Interpellé sur délégation de la Division des investigations criminelles (DIC), Ndiaga Seck se retrouve au cœur d’une affaire judiciaire de grande ampleur qui, selon le journal Libération, impliquerait plusieurs autres personnes. Au total, au moins 17 individus seraient actuellement recherchés dans le cadre de cette enquête portant sur un présumé réseau de dépravation des mœurs.
Transféré à Linguère, Ndiaga Seck a été entendu en présence de son avocat dans un dossier aux accusations particulièrement lourdes. Les charges évoquées incluent notamment association de malfaiteurs, harcèlement sexuel, incitation à la débauche, diffusion de contenus à caractère pornographique, mise en danger de la vie d’autrui, transmission volontaire du VIH/Sida ainsi que des actes contre nature.
D’après Libération, vingt-deux personnes, parmi lesquelles figure le principal accusateur, ont déjà été placées sous mandat de dépôt par le doyen des juges du tribunal de Louga.
À l’origine de la procédure se trouve Ahmadou Lamine Dia, 49 ans, se présentant comme agent de la CSE et résidant à Mérina Ndiaye, dans la commune de Dahra. Lors de son audition, il a affirmé avoir entretenu plusieurs relations intimes avec Ndiaga Seck, affirmations qu’il dit étayer par des échanges de messages et de photos à caractère sexuel datant de la période comprise entre octobre 2010 et mars 2013.
Parmi les éléments versés au dossier figureraient plusieurs expressions en wolof telles que : « Nékhone naa démb » ou encore « name na sa affaire bii », présentées comme issues de conversations privées entre les deux hommes.
Confronté à ces éléments, Ndiaga Seck a reconnu être l’auteur des messages, tout en rejetant les accusations de relations sexuelles avec Ahmadou Lamine Dia.

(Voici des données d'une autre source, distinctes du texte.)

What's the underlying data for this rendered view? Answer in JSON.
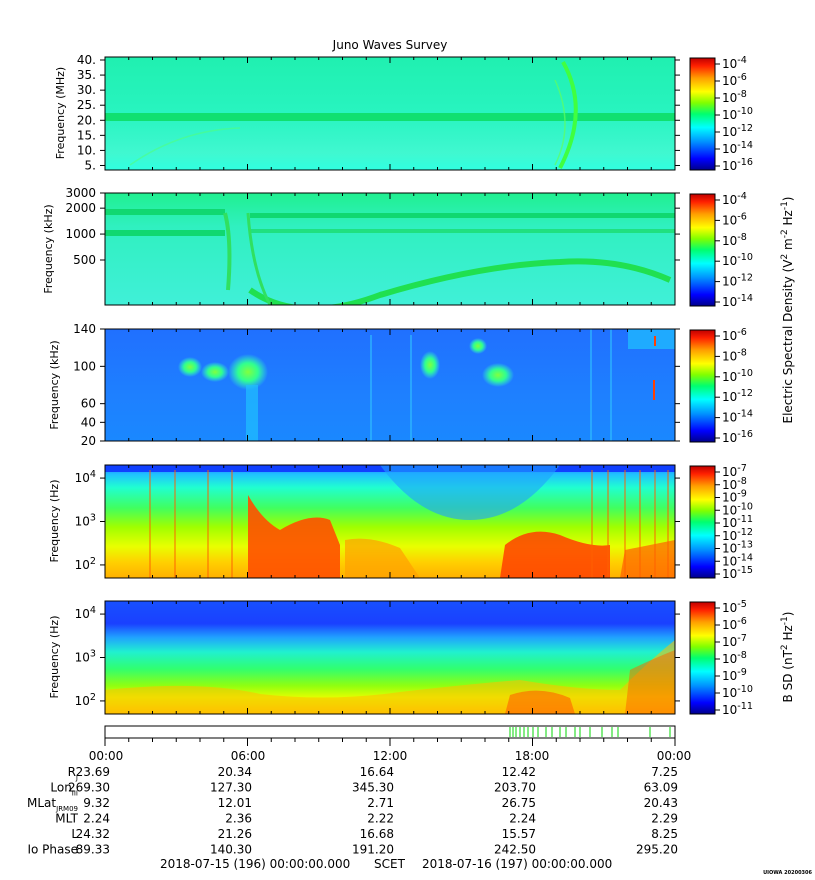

Une version contestée par ce dernier lors d’une confrontation devant les enquêteurs, au cours de laquelle il a maintenu ses déclarations, qualifiant Ndiaga Seck de « partenaire amoureux » avec qui il aurait eu plusieurs rapports.
Concernant la question du VIH, Ahmadou Lamine Dia a déclaré vivre avec le virus depuis 2013. Toutefois, les examens médicaux effectués sur Ndiaga Seck se seraient révélés négatifs.
Le téléphone portable de Ndiaga Seck a été saisi et transmis à la Division spéciale de cybersécurité (DSC) pour des analyses techniques approfondies. Sa présentation devant le magistrat instructeur est attendue dans les prochaines heures, notamment pour association de malfaiteurs et actes contre nature.
Toujours selon Libération, l’enquête est loin d’être terminée. Au moins 17 autres personnes feraient actuellement l’objet d’avis de recherche dans ce qui est présenté comme un réseau structuré de dépravation des mœurs.